It turned out that the civilians are working on Friday so I actually had one extra day of work this week. I find out about my extra shift eight hours before I was to be at work so it wasn’t that bad of a deal. They were, apparently, unsure if I was going to show up and didn’t know what to do. Someone suggested that they call me – what a novel idea. My mind has been in vacation mode since I left work yesterday so I’ve just been goofing off – yep – goofing off. I’ve had some time to snag a couple of news snippets – the excerpts don’t tell the whole story but most are amusing enough to stand on their own.
The finale of a political convention is a little like a wedding: the bride is always radiant, and the nominee is always stirring. In an unusual turn, even Senator John McCain, the expected Republican nominee, felt compelled to pay tribute to Mr. Obama’s historic milestone with a television advertisement congratulating his opponent on “a job well done.” (No good ad goes unpunished: after Mr. McCain’s spot on CNN came a Mutual of Omaha commercial about retirement plans for the elderly, and another promising to reverse baldness.)
I love irony
John McCain’s campaign is keeping a close eye on Tropical Storm Gustav as it heads towards the Gulf Coast and Republicans begin the trek to St. Paul, Minnesota, to nominate McCain for president.

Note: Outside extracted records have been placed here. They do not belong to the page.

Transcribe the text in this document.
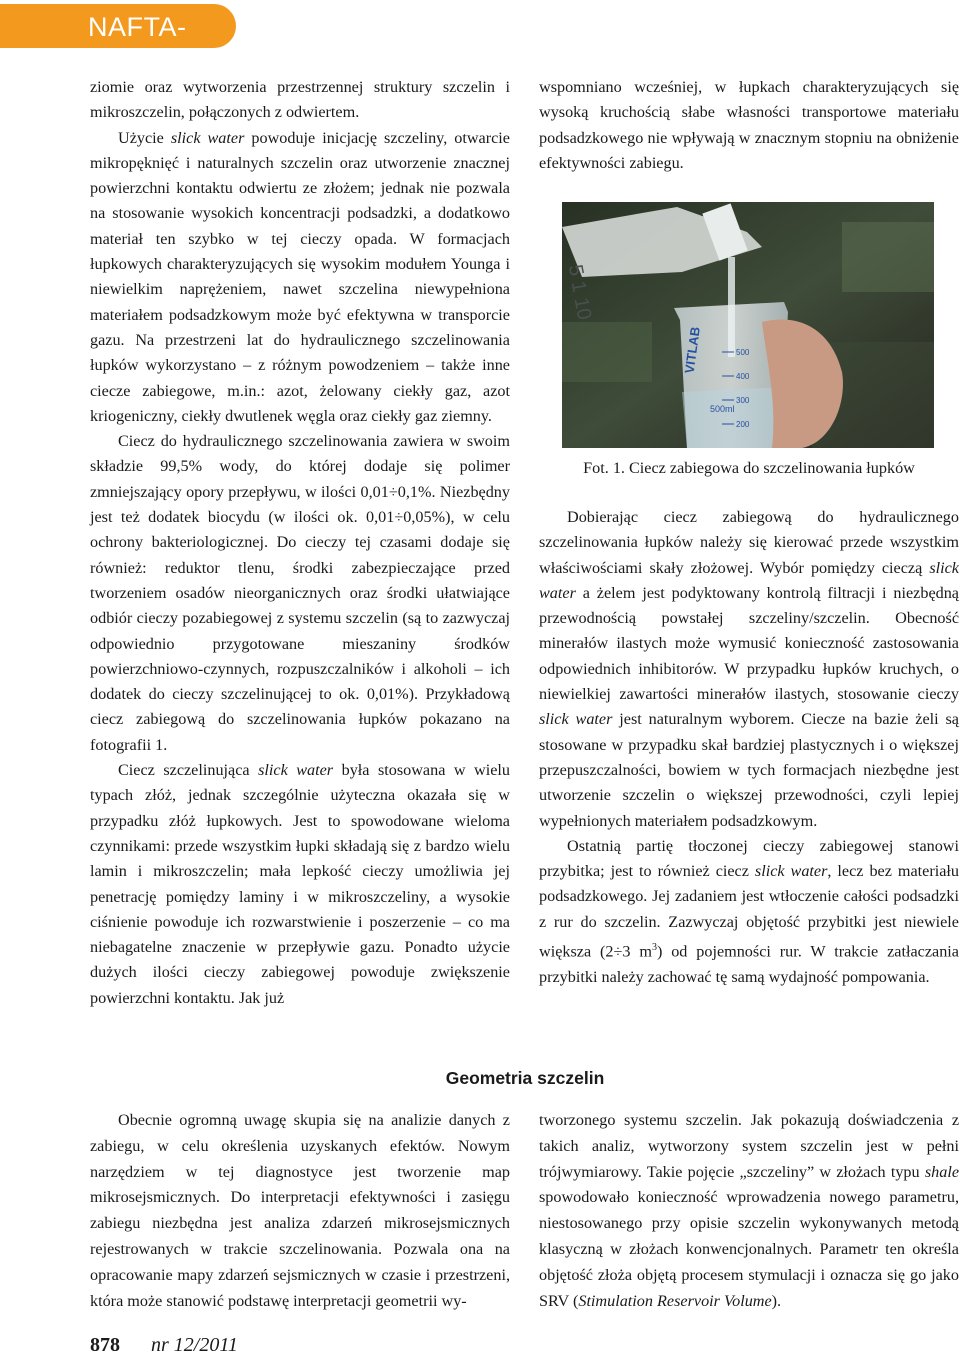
NAFTA-GAZ

ziomie oraz wytworzenia przestrzennej struktury szczelin i mikroszczelin, połączonych z odwiertem.

Użycie slick water powoduje inicjację szczeliny, otwarcie mikropęknięć i naturalnych szczelin oraz utworzenie znacznej powierzchni kontaktu odwiertu ze złożem; jednak nie pozwala na stosowanie wysokich koncentracji podsadzki, a dodatkowo materiał ten szybko w tej cieczy opada. W formacjach łupkowych charakteryzujących się wysokim modułem Younga i niewielkim naprężeniem, nawet szczelina niewypełniona materiałem podsadzkowym może być efektywna w transporcie gazu. Na przestrzeni lat do hydraulicznego szczelinowania łupków wykorzystano – z różnym powodzeniem – także inne ciecze zabiegowe, m.in.: azot, żelowany ciekły gaz, azot kriogeniczny, ciekły dwutlenek węgla oraz ciekły gaz ziemny.

Ciecz do hydraulicznego szczelinowania zawiera w swoim składzie 99,5% wody, do której dodaje się polimer zmniejszający opory przepływu, w ilości 0,01÷0,1%. Niezbędny jest też dodatek biocydu (w ilości ok. 0,01÷0,05%), w celu ochrony bakteriologicznej. Do cieczy tej czasami dodaje się również: reduktor tlenu, środki zabezpieczające przed tworzeniem osadów nieorganicznych oraz środki ułatwiające odbiór cieczy pozabiegowej z systemu szczelin (są to zazwyczaj odpowiednio przygotowane mieszaniny środków powierzchniowo-czynnych, rozpuszczalników i alkoholi – ich dodatek do cieczy szczelinującej to ok. 0,01%). Przykładową ciecz zabiegową do szczelinowania łupków pokazano na fotografii 1.

Ciecz szczelinująca slick water była stosowana w wielu typach złóż, jednak szczególnie użyteczna okazała się w przypadku złóż łupkowych. Jest to spowodowane wieloma czynnikami: przede wszystkim łupki składają się z bardzo wielu lamin i mikroszczelin; mała lepkość cieczy umożliwia jej penetrację pomiędzy laminy i w mikroszczeliny, a wysokie ciśnienie powoduje ich rozwarstwienie i poszerzenie – co ma niebagatelne znaczenie w przepływie gazu. Ponadto użycie dużych ilości cieczy zabiegowej powoduje zwiększenie powierzchni kontaktu. Jak już

wspomniano wcześniej, w łupkach charakteryzujących się wysoką kruchością słabe własności transportowe materiału podsadzkowego nie wpływają w znacznym stopniu na obniżenie efektywności zabiegu.

5 1 10
VITLAB
500ml
500
400
300
200
Fot. 1. Ciecz zabiegowa do szczelinowania łupków

Dobierając ciecz zabiegową do hydraulicznego szczelinowania łupków należy się kierować przede wszystkim właściwościami skały złożowej. Wybór pomiędzy cieczą slick water a żelem jest podyktowany kontrolą filtracji i niezbędną przewodnością powstałej szczeliny/szczelin. Obecność minerałów ilastych może wymusić konieczność zastosowania odpowiednich inhibitorów. W przypadku łupków kruchych, o niewielkiej zawartości minerałów ilastych, stosowanie cieczy slick water jest naturalnym wyborem. Ciecze na bazie żeli są stosowane w przypadku skał bardziej plastycznych i o większej przepuszczalności, bowiem w tych formacjach niezbędne jest utworzenie szczelin o większej przewodności, czyli lepiej wypełnionych materiałem podsadzkowym.

Ostatnią partię tłoczonej cieczy zabiegowej stanowi przybitka; jest to również ciecz slick water, lecz bez materiału podsadzkowego. Jej zadaniem jest wtłoczenie całości podsadzki z rur do szczelin. Zazwyczaj objętość przybitki jest niewiele większa (2÷3 $m^3$) od pojemności rur. W trakcie zatłaczania przybitki należy zachować tę samą wydajność pompowania.

Geometria szczelin

Obecnie ogromną uwagę skupia się na analizie danych z zabiegu, w celu określenia uzyskanych efektów. Nowym narzędziem w tej diagnostyce jest tworzenie map mikrosejsmicznych. Do interpretacji efektywności i zasięgu zabiegu niezbędna jest analiza zdarzeń mikrosejsmicznych rejestrowanych w trakcie szczelinowania. Pozwala ona na opracowanie mapy zdarzeń sejsmicznych w czasie i przestrzeni, która może stanowić podstawę interpretacji geometrii wy-

tworzonego systemu szczelin. Jak pokazują doświadczenia z takich analiz, wytworzony system szczelin jest w pełni trójwymiarowy. Takie pojęcie „szczeliny” w złożach typu shale spowodowało konieczność wprowadzenia nowego parametru, niestosowanego przy opisie szczelin wykonywanych metodą klasyczną w złożach konwencjonalnych. Parametr ten określa objętość złoża objętą procesem stymulacji i oznacza się go jako SRV (Stimulation Reservoir Volume).

878 nr 12/2011
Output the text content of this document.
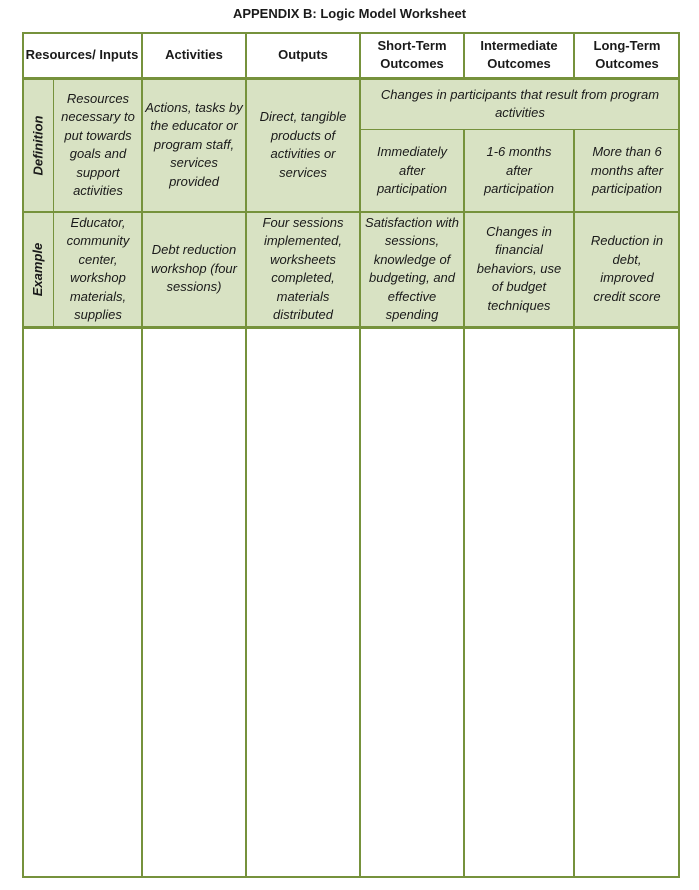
APPENDIX B: Logic Model Worksheet
Resources/ Inputs Activities	Outputs
Short-Term Outcomes
Intermediate Outcomes
Long-Term Outcomes
Definition
Resources necessary to put towards goals and support activities
Actions, tasks by the educator or program staff, services provided
Direct, tangible products of activities or services
Changes in participants that result from program activities
Immediately after participation
1-6 months after participation
More than 6 months after participation
Example
Educator, community center, workshop materials, supplies
Debt reduction workshop (four sessions)
Four sessions implemented, worksheets completed, materials distributed
Satisfaction with sessions, knowledge of budgeting, and effective spending
Changes in financial behaviors, use of budget techniques
Reduction in debt, improved credit score
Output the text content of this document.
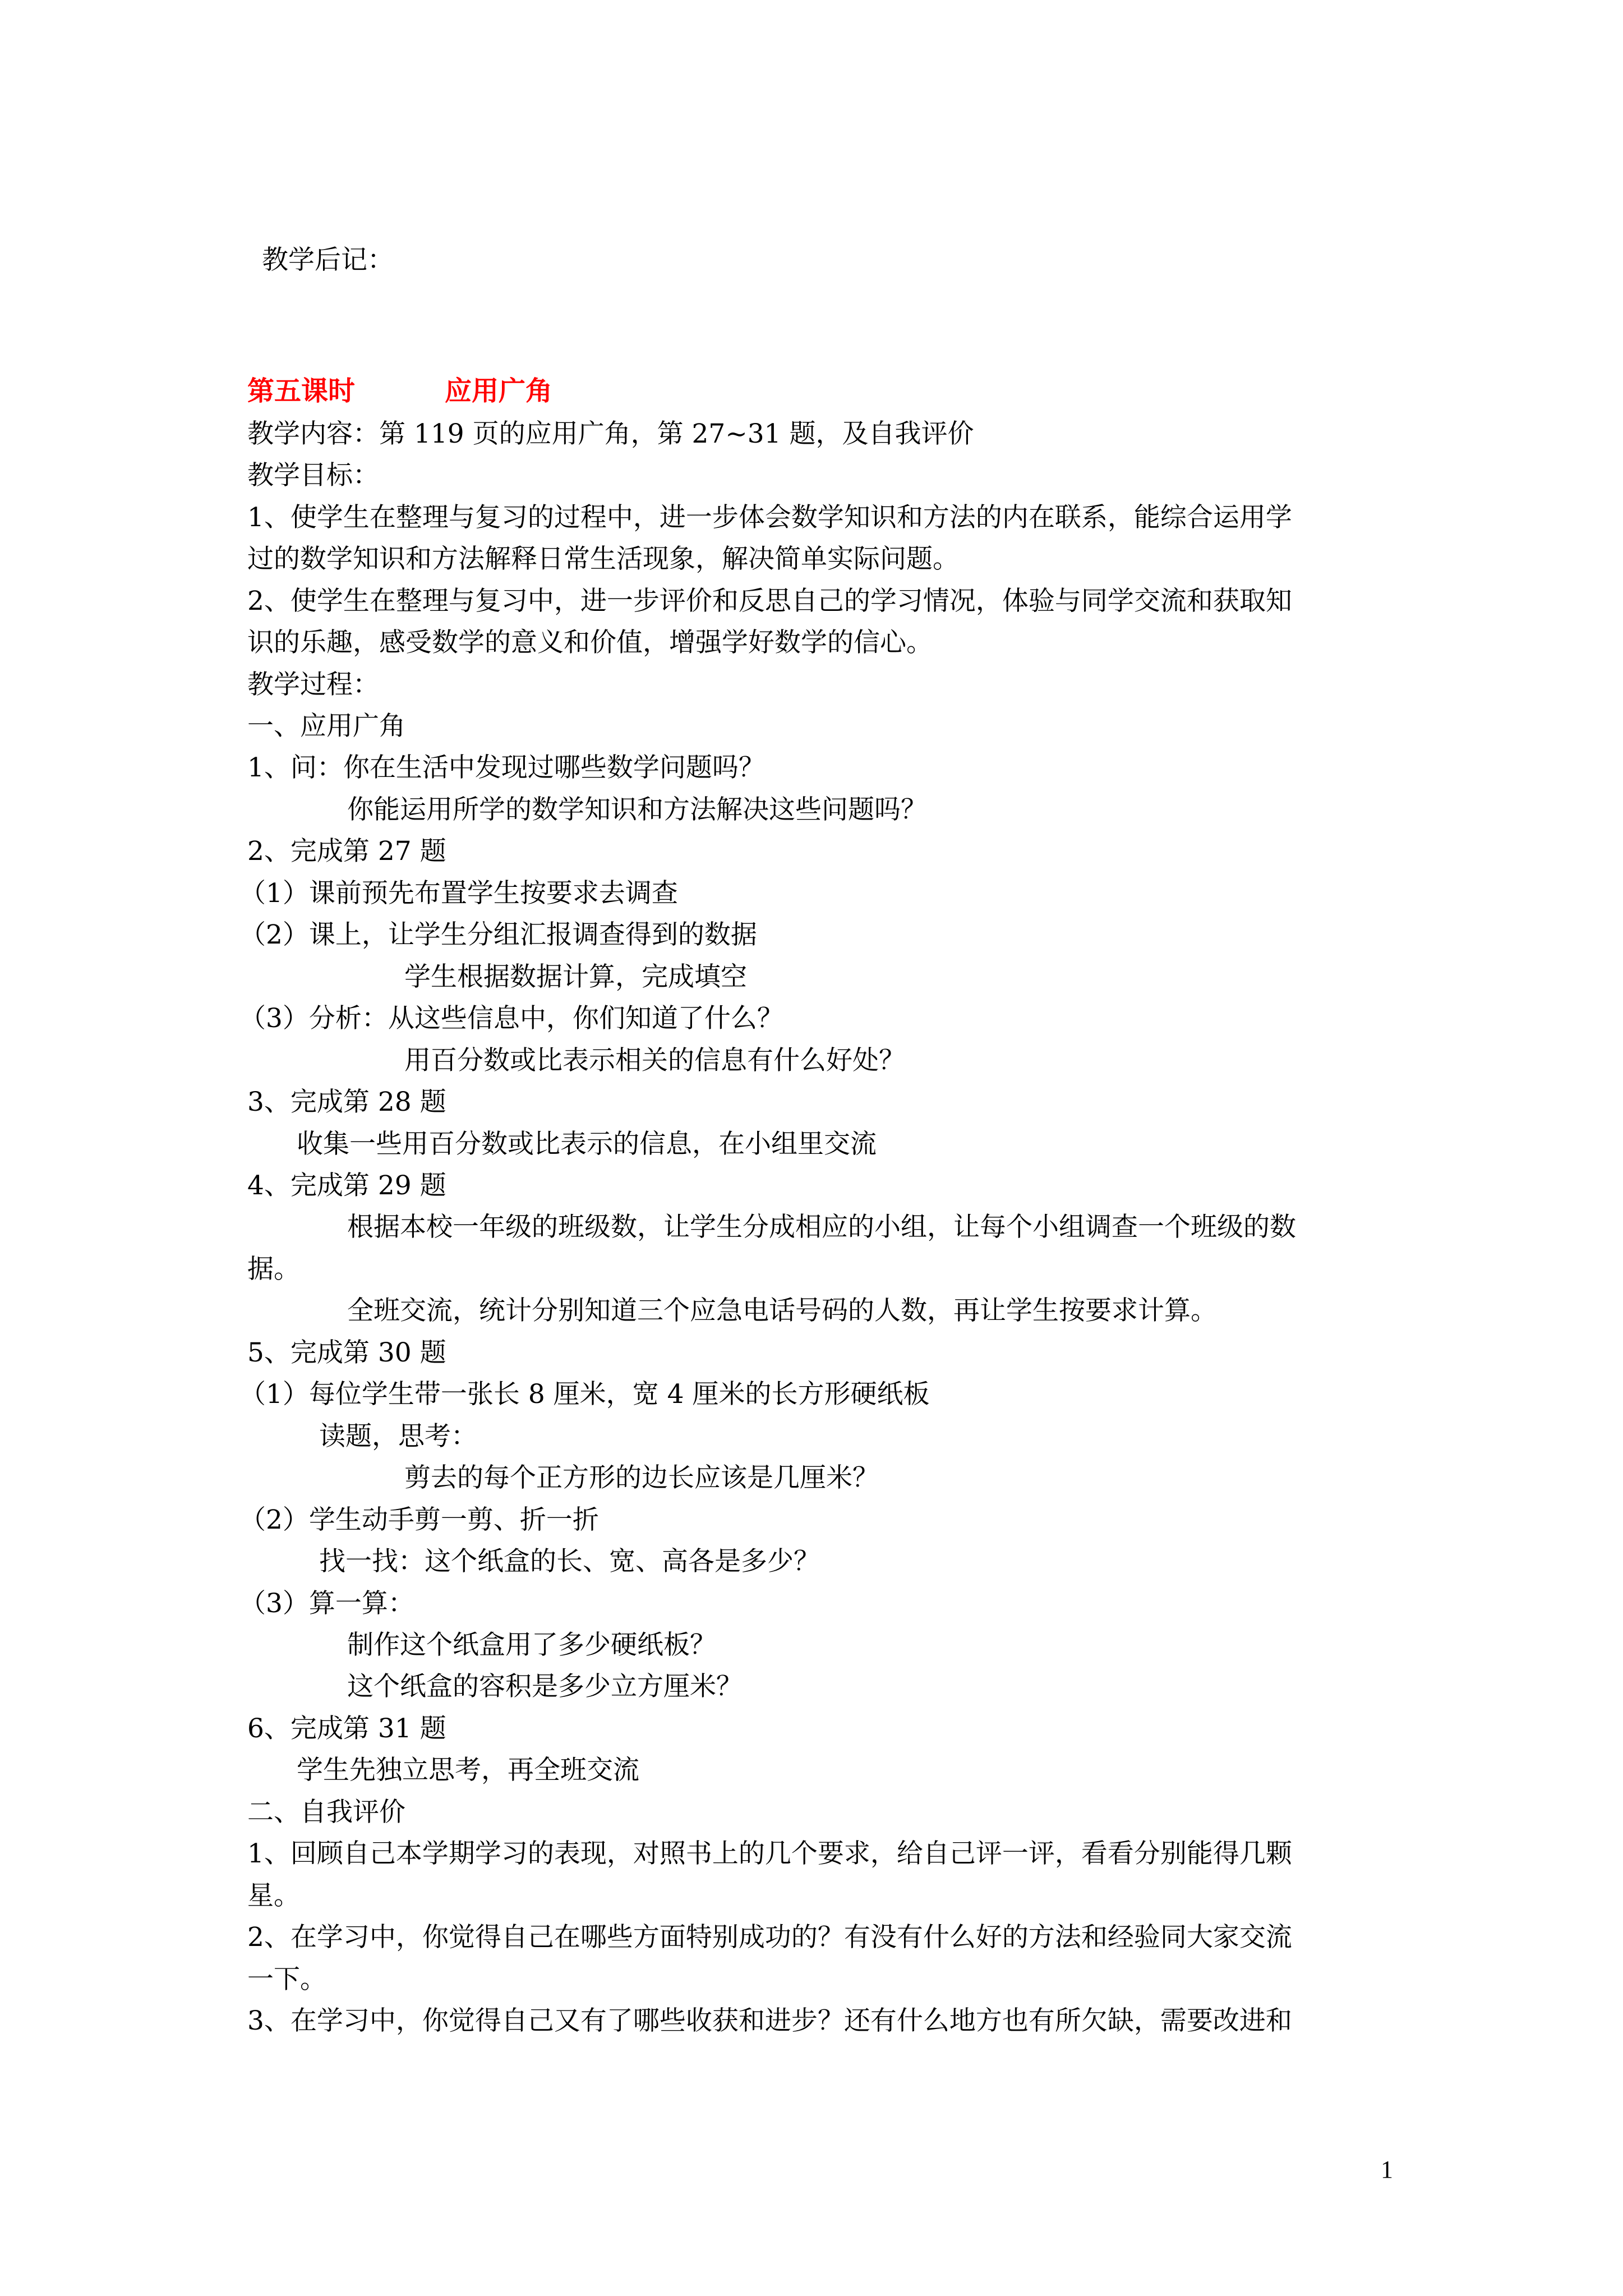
教学后记：
第五课时	应用广角
教学内容：第 119 页的应用广角，第 27~31 题，及自我评价
教学目标：
1、使学生在整理与复习的过程中，进一步体会数学知识和方法的内在联系，能综合运用学
过的数学知识和方法解释日常生活现象，解决简单实际问题。
2、使学生在整理与复习中，进一步评价和反思自己的学习情况，体验与同学交流和获取知
识的乐趣，感受数学的意义和价值，增强学好数学的信心。
教学过程：
一、应用广角
1、问：你在生活中发现过哪些数学问题吗？
你能运用所学的数学知识和方法解决这些问题吗？
2、完成第 27 题
（1）课前预先布置学生按要求去调查
（2）课上，让学生分组汇报调查得到的数据
学生根据数据计算，完成填空
（3）分析：从这些信息中，你们知道了什么？
用百分数或比表示相关的信息有什么好处？
3、完成第 28 题
收集一些用百分数或比表示的信息，在小组里交流
4、完成第 29 题
根据本校一年级的班级数，让学生分成相应的小组，让每个小组调查一个班级的数
据。
全班交流，统计分别知道三个应急电话号码的人数，再让学生按要求计算。
5、完成第 30 题
（1）每位学生带一张长 8 厘米，宽 4 厘米的长方形硬纸板
读题，思考：
剪去的每个正方形的边长应该是几厘米？
（2）学生动手剪一剪、折一折
找一找：这个纸盒的长、宽、高各是多少？
（3）算一算：
制作这个纸盒用了多少硬纸板？
这个纸盒的容积是多少立方厘米？
6、完成第 31 题
学生先独立思考，再全班交流
二、自我评价
1、回顾自己本学期学习的表现，对照书上的几个要求，给自己评一评，看看分别能得几颗
星。
2、在学习中，你觉得自己在哪些方面特别成功的？有没有什么好的方法和经验同大家交流
一下。
3、在学习中，你觉得自己又有了哪些收获和进步？还有什么地方也有所欠缺，需要改进和
1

Gee – it would be a shame to have people correlate your nomination with Bush and the debacle that was Katrina. It’s no wonder you’re worried about the path of the storm.
With a day’s program that included music from Jennifer Hudson, Sheryl Crow and Stevie Wonder (“a personal highlight for me,” CNN’s Wolf Blitzer said), it was a bit of an Obamapalooza. Joe Biden showed up unannounced — to jam, as it were. Perhaps he just wanted to feel what it was like to address a crowd of 84,000.
Ouch – that’s just mean.
This time, like before, the argument is that labels would like to sell the albums as a unit instead of singles, and the new part is that some of them are beginning to bypass the iTunes behemoth distribution machine. Apple insists that labels can’t sell the whole album as a unit, and has also stuck, for the most part, to its 99 cent-per-song philosophy, which labels have fought against.
The music industry wants to get back to the selling 10-14 songs at a time while only giving you two songs you’ll actually like. Great business plan!
Eleven beheaded bodies were dumped close to a graveyard outside a sleepy southern city on Thursday in the latest shocking crime in Mexico’s vicious drug war.
I read the eleven beheaded bodies and thought – its gotta be drugs. You might as well call me Carnac the Magnificent.
Defense attorneys filed 95 letters in court Wednesday night as part of a bid to get Abramoff out of prison early. They describe him as a humbled, changed man whose family is suffering and nearly broke after his first 18 months in prison… …In prison, Abramoff has focused on studying Judaism and helping fellow inmates, friends said. He has taught classes entitled “Parenting from a Distance,” “Modern Marvels,” “Cinema Studies,” and “The Holocaust in Films,” his attorneys said. He is currently teaching a motion picture theory class.
Almost anyone trying to get out of jail early finds religion. I have a feeling Bush is going to give him a last minute pardon – its a shame – the guy deserves to spend his time in jail. They should give a fair trial to the West Memphis Three before they even think of dealing with this guys crap.
After Adrian Beltre’s walk-off homer in the bottom of the 11th inning Monday, the Mariners went completely nuts. Winning pitcher R.A. Dickey told The Seattle Times, “We celebrated just like we would have celebrated if we were in a pennant race.” Nothing like the manufactured excitement that comes from reducing a division lead to … 30 1/2 games
Our team is… what’s the word? Horrendous
The Lindsay Lohan sweating an athlete thing isn’t brand spanking earth shattering news. She’s already discussed, in a rather profane manner, how attractive she thinks Michael Phelps is, and the now, she may or may not be infatuated with a certain Chicago Bears quarterback. That’s right, Kyle Orton, you are pretty, pretty, pretty attractive. Also spied dancing with an attractive blonde at Crimson Lounge: new Bears quarterback Kyle Orton – dubbed ”super-hot” by Lohan, Ronson and Lauper, who all admired the NFL player’s dance-floor moves.
Last year he looked like a child molester with his molestache – this year he’s attractive?
“Gentlemen, I’m the last person to disagree with you on the chicken hawk, lying coward, sexist, racist, needs a face-lift, whore stuff, but you really need to re-cut this track,” Olbermann said addressing the Avengers last week on his MSNBC show “Countdown.” “Nobody’s life should be threatened, not even in the hyperbole of the moment. Beside, you are rappers. You have better ethics than Bill O’Reilly does. Live up to them. Don’t live down to him. Word to your mother.”